Japan: Recovery in the automotive industry

Since 2003 Japan has been witnessing the beginnings of an economic recovery. The recovery was also apparent in the automotive industry and was most clearly realized in an increase in exports that added to the bottom lime of Japan's automotive producers. Japan produced 10,152,677 motor vehicles in 2003, making it the world's second largest producing country, just behind the world's largest producer, the United States. Japan currently accounts for 17% of world production and about 50% of all Asian production. Considering that Japan is also a major investor in automobile production in ASEAN countries and China, Japanese companies are by far the dominant players in Asia.

Japan's total domestic auto-related output, including automobiles, auto bodies, parts and accessories, was estimated to be worth approximately 40 trillion yen in 2003 ($370 billion). This represents more than 13.4 percent of Japan's total annual manufacturing output. In addition, auto-related industries in Japan are believed to account for one out of every ten jobs in the country. According to the Japan Auto Parts Association and AM Network, the auto parts, accessories, and chemicals aftermarket in Japan was estimated to be worth 6,559 billion yen (USD 57.0 billion) in JFY 2003 ending March 2004.

After its decade-long recession, there have been many changes in Japanese industry resulting from reorganization and restructuring. Other than Toyota and Honda, Japanese automakers have been forced to restructure their operations, through selling non-performing assets, reducing capacity through plant closures, and/or seeking new management and financial assistance through the sale of significant equity stakes to stronger foreign automakers. Most well publicized of these structural changes was the increasing M&A activity in Japan's auto industry, the most visible being Renault's successful takeover of Nissan. Japan's auto industry has characterized by very close supplier relationships glued together by cross shareholdings, and while there are clear benefits to these arrangements, there are also inefficiencies. After taking over Nissan, Renault made historic changes in the way it interacted with suppliers in Japan and worldwide. Much of the Japanese auto industry imitated many of these changes, and accelerated a trend of opening to new suppliers, and decreasing cross share holdings.

While Japan's domestic market for automobiles has been flat in recent years, its export and overseas production have been increasing.
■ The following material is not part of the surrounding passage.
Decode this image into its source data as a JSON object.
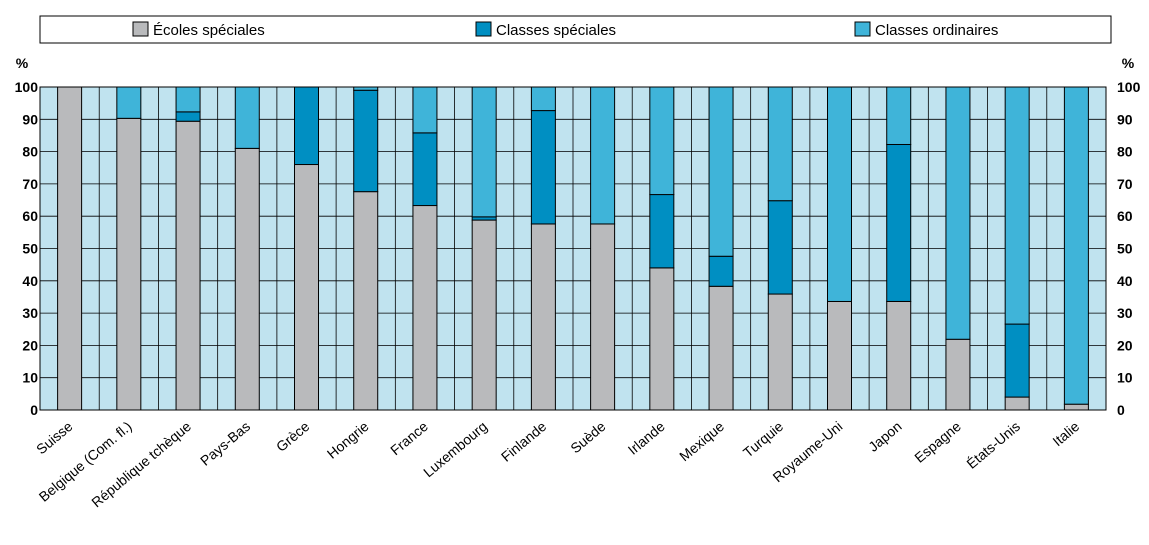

Considering that most Japanese manufacturers cultivate long term relationships with their parts suppliers and the design-in process requires a long lead time from design to production, close contact with Japanese auto manufactures in Japan is crucial to pursuing sales opportunities.

Although difficult direct exports of non-genuine parts have been growing and there are significant market opportunities in the area of frequently replaced parts such as shock absorbers, spark plugs, fan belts, as well as aftermarket parts. While direct exports are possible, most successful cases of U.S. firms capitalizing on the Japanese market have been where US companies have direct sales or tie-ups with Japanese auto companies or Japanese auto part suppliers. Japanese customers have extraordinary standards for quality and after-sales service and while it takes time to gain their trust, once they become customers, they are very loyal. Many foreign suppliers find that sales increase as they move close to their Japanese customers.

The Japanese market for automotive parts has been driven by the relaxation of car inspection regulations beginning in 1995, when the Road Vehicles Act reduced the number of items requiring inspection from 60 to 26 for one-year-old vehicles and from 102 to 56 for two-year-old vehicles. Conversely, the number of parts that can be checked independently has been increased. This easing of restrictions has given consumers more choice and has led to lively competition, while providing opportunities for foreign makers to penetrate the Japanese market. This has been supported by the global sourcing of original equipment parts as Japanese and other multinational auto makers seek the best products from anywhere in the world.